Schapiro, who began her tenure as SEC Chairman in the wake of the financial crisis in 2009, oversaw one of the most tumultuous and active periods in the agency’s history.  At the beginning of Schapiro’s tenure, the SEC faced sharp criticism over its failure to prevent, or at least warn about, the worst financial crisis since the Great Depression. In particular, critics hammered the agency for maintaining a lax regulatory structure that allowed both Bernie Madoff’s Ponzi scheme and the Lehman Brothers bankruptcy to occur.
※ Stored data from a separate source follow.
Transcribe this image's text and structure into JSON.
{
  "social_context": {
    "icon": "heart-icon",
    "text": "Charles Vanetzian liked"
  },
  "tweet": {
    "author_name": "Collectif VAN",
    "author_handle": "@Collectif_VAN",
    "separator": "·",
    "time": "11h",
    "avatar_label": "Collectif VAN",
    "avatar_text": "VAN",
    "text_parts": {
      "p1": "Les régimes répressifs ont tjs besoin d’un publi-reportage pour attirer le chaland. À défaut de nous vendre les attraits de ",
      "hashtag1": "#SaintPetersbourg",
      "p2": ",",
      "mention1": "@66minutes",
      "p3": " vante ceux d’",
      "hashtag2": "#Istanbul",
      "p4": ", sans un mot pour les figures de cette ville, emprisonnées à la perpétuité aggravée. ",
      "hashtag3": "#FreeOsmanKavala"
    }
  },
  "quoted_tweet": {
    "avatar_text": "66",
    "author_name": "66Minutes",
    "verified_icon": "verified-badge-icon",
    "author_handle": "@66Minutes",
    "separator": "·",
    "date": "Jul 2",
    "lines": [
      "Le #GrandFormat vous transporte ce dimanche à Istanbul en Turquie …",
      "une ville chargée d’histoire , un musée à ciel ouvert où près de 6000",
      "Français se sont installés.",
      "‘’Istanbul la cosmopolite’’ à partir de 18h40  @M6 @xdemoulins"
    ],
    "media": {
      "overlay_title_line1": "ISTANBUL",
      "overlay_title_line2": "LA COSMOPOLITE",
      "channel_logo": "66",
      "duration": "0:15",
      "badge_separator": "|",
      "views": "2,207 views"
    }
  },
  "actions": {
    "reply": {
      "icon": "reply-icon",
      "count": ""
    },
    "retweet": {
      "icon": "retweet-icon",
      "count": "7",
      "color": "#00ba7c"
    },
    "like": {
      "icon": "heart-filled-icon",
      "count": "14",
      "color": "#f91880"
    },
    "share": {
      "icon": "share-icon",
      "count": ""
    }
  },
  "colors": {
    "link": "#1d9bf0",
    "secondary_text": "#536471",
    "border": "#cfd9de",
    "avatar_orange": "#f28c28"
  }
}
Under Schapiro, however, the SEC redoubled enforcement efforts, bringing 1,468 enforcement actions in the last two years, the highest two-year count in the agency’s history. Also, with the passage of the Dodd-Frank Act, the SEC undertook what the agency has characterized as one of its “busiest rulemaking periods in decades” – albeit one that still had critics pointing out that the agency failed to meet more than half of statutory deadlines for rulemaking.
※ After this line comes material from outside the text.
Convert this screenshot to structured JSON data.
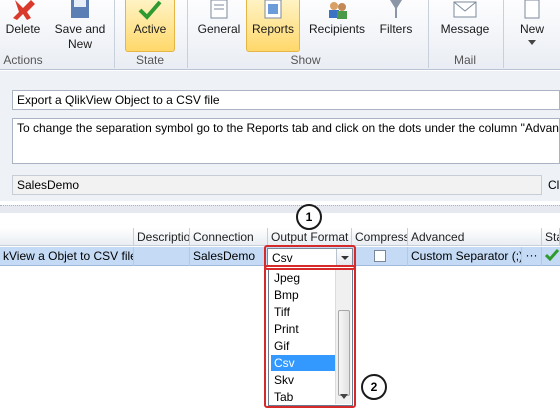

Although Schapiro has been praised for rescuing the agency from the point of irrelevance, her term has not been free of controversy. Despite bringing headlineseizing enforcement actions, the SEC’s enforcement division has still been criticized as being soft on Wall Street. In addition, many of the SEC’s regulations enacted under Dodd-Frank have proven controversial, and some were successfully challenged in court.

President Obama expressed his “deep gratitude” to Schapiro, stating, “the SEC is stronger and our financial system is safer and better able to serve the American people – thanks in large part to [Schapiro’s] hard work.” He also expressed confidence in Walter, a former senior executive vice president at the Financial Industry Regulatory Authority (FINRA) and one of the SEC’s two Democratic Commissioners.
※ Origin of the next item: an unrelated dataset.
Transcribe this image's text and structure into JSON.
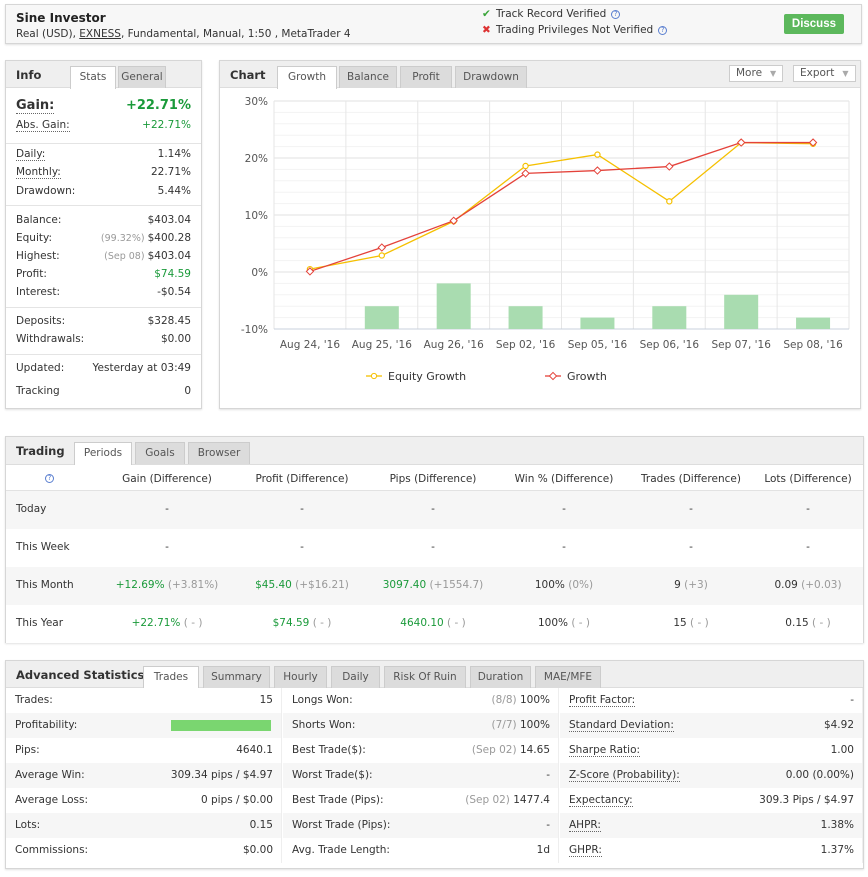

President Ronald Reagan appointed Schapiro, a political independent, to be an SEC Commissioner in 1988, a position she continued to fill until being named Acting Chairman by President Bill Clinton in 1993. President Clinton later appointed her as chairman of the Commodity Futures Trading Commission (CFTC) in 1996, making her the only individual ever to head both the CFTC and the SEC.

As Walter will move from her current position as a Commissioner to become the new SEC Chairman, there will still remain a vacancy on the Commission. President Obama will need to nominate a replacement Commissioner and seek Senate confirmation of his choice.